Dentro de este último grupo, ¿qué podían esperar los que habían sido aliados del peronismo frente a un gobierno que se derruía? La mayoría de los diputados obraron con cierto irracionalismo político. Desecharon la más que probable ruptura institucional y, al menos durante el transcurso de la sesión, no ofrecieron alternativas institucionales viables para superar la crisis. Otra interpretación sería que lisa y llanamente hubo apatía o resignación y la sensación ambigua de que “la suerte estaba echada”, como diría el propio Luder tiempo después, comentando los hechos. Así, todos desempeñaron un papel contrario a sus propios intereses; los verticalistas buscaban tejer unas redes con el poder militar –incluso hasta la “bordaberrización”– para lograr el apoyo que evitara caer en el abismo y, paradójicamente, acusaban de “golpistas” a la oposición.

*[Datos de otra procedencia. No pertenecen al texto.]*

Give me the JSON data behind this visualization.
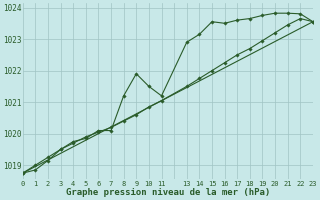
{
  "title": "Graphe pression niveau de la mer (hPa)",
  "bg_color": "#c8e8e8",
  "grid_color": "#a0c4c4",
  "line_color": "#2a5c2a",
  "xlim": [
    0,
    23
  ],
  "ylim": [
    1018.55,
    1024.15
  ],
  "yticks": [
    1019,
    1020,
    1021,
    1022,
    1023,
    1024
  ],
  "line1_x": [
    0,
    1,
    2,
    3,
    4,
    5,
    6,
    7,
    8,
    9,
    10,
    11,
    13,
    14,
    15,
    16,
    17,
    18,
    19,
    20,
    21,
    22,
    23
  ],
  "line1_y": [
    1018.75,
    1018.85,
    1019.15,
    1019.5,
    1019.75,
    1019.85,
    1020.1,
    1020.1,
    1021.2,
    1021.9,
    1021.5,
    1021.2,
    1022.9,
    1023.15,
    1023.55,
    1023.5,
    1023.6,
    1023.65,
    1023.75,
    1023.82,
    1023.82,
    1023.8,
    1023.55
  ],
  "line2_x": [
    0,
    1,
    2,
    3,
    4,
    5,
    6,
    7,
    8,
    9,
    10,
    11,
    13,
    14,
    15,
    16,
    17,
    18,
    19,
    20,
    21,
    22,
    23
  ],
  "line2_y": [
    1018.75,
    1019.0,
    1019.25,
    1019.5,
    1019.7,
    1019.9,
    1020.05,
    1020.2,
    1020.4,
    1020.6,
    1020.85,
    1021.05,
    1021.5,
    1021.75,
    1022.0,
    1022.25,
    1022.5,
    1022.7,
    1022.95,
    1023.2,
    1023.45,
    1023.65,
    1023.55
  ],
  "line3_x": [
    0,
    23
  ],
  "line3_y": [
    1018.75,
    1023.55
  ],
  "xtick_pos": [
    0,
    1,
    2,
    3,
    4,
    5,
    6,
    7,
    8,
    9,
    10,
    11,
    12,
    13,
    14,
    15,
    16,
    17,
    18,
    19,
    20,
    21,
    22,
    23
  ],
  "xtick_labels": [
    "0",
    "1",
    "2",
    "3",
    "4",
    "5",
    "6",
    "7",
    "8",
    "9",
    "10",
    "11",
    "",
    "13",
    "14",
    "15",
    "16",
    "17",
    "18",
    "19",
    "20",
    "21",
    "22",
    "23"
  ]
}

Los desencantados que habían integrado el FREJULI no daban más crédito a la Presidenta, pero no se animaban a dar el paso necesario para su desplazamiento. Y no todos los que se inclinaban hacia el juicio político –y votaban a favor de su tratamiento– confiaban íntimamente en que era el mejor remedio e incluso que hubiera salida real alguna frente al grado de descomposición alcanzado. En realidad, el escenario parlamentario dramatizó el contexto político e institucional del país y contrapuso como espejo a un vacío de poder un cuadro de inmovilismo e impotencia, configurando un suicida callejón sin salida.
El Poder Ejecutivo estaba agónico y el Poder Legislativo en crisis. El oficialismo estaba dividido (con el antiverticalista “Grupo de Trabajo” en el Parlamento), y los disidentes del FREJULI y parte de la oposición no se animaban a votar contra el Gobierno.
El peronismo no había cesado en sus divisiones y sus distintos sectores se fagocitaban mutuamente. Los tramos finales que preludiaron el golpe mostraron una cruda disputa entre los verticalistas, los moderados y los rebeldes. Los primeros exhibían un apoyo incondicional a la Presidenta; los segundos reclamaban rectificaciones inmediatas del Gobierno advirtiendo el riesgo del golpe y el último sector era el que mayor distancia y cuestionamiento ponía en relación a Isabel y a su gobierno.
A finales del mes de febrero, el peronismo vivía una interna descarnada, llena de tensiones y que impedía avizorar un rumbo. El radicalismo había abandonado su papel opositor –prescindiendo de la polémica de si fue o no verdadera oposición en la experiencia iniciada en 1973– y no aparecía como una alternativa creíble al caos reinante. El cuadro se completaba con un sindicalismo y un empresariado que hicieron muy poco para mantener la dinámica política dentro de los cauces de moderación necesarios para desdramatizar el conflicto social y reconducirlo por las vías institucionales pertinentes.
Por fin, las Fuerzas Armadas, que pasaban del teórico “profesionalismo prescindente” al emplazamiento al gobierno, a fines de 1975, amenazando con su intervención si el proceso político no se autorregeneraba. El Congreso fue, entonces, reflejo microscópico de la descomposición social de un régimen que se autoconsumía y que en clave política mostraba a un gobierno aislado, sectario y que pretendía llenar el vacío de poder con un estilo impotente y sin contenidos.
El 24 de marzo es fecha propicia para recordar, también, cómo las instituciones de un régimen democrático no están a la altura de los acontecimientos. El Congreso pudo haber hecho más de lo que hizo para reconducir la extrema crisis política y evitar el golpe del 24 de marzo de 1976. Al menos, debió haberlo intentado.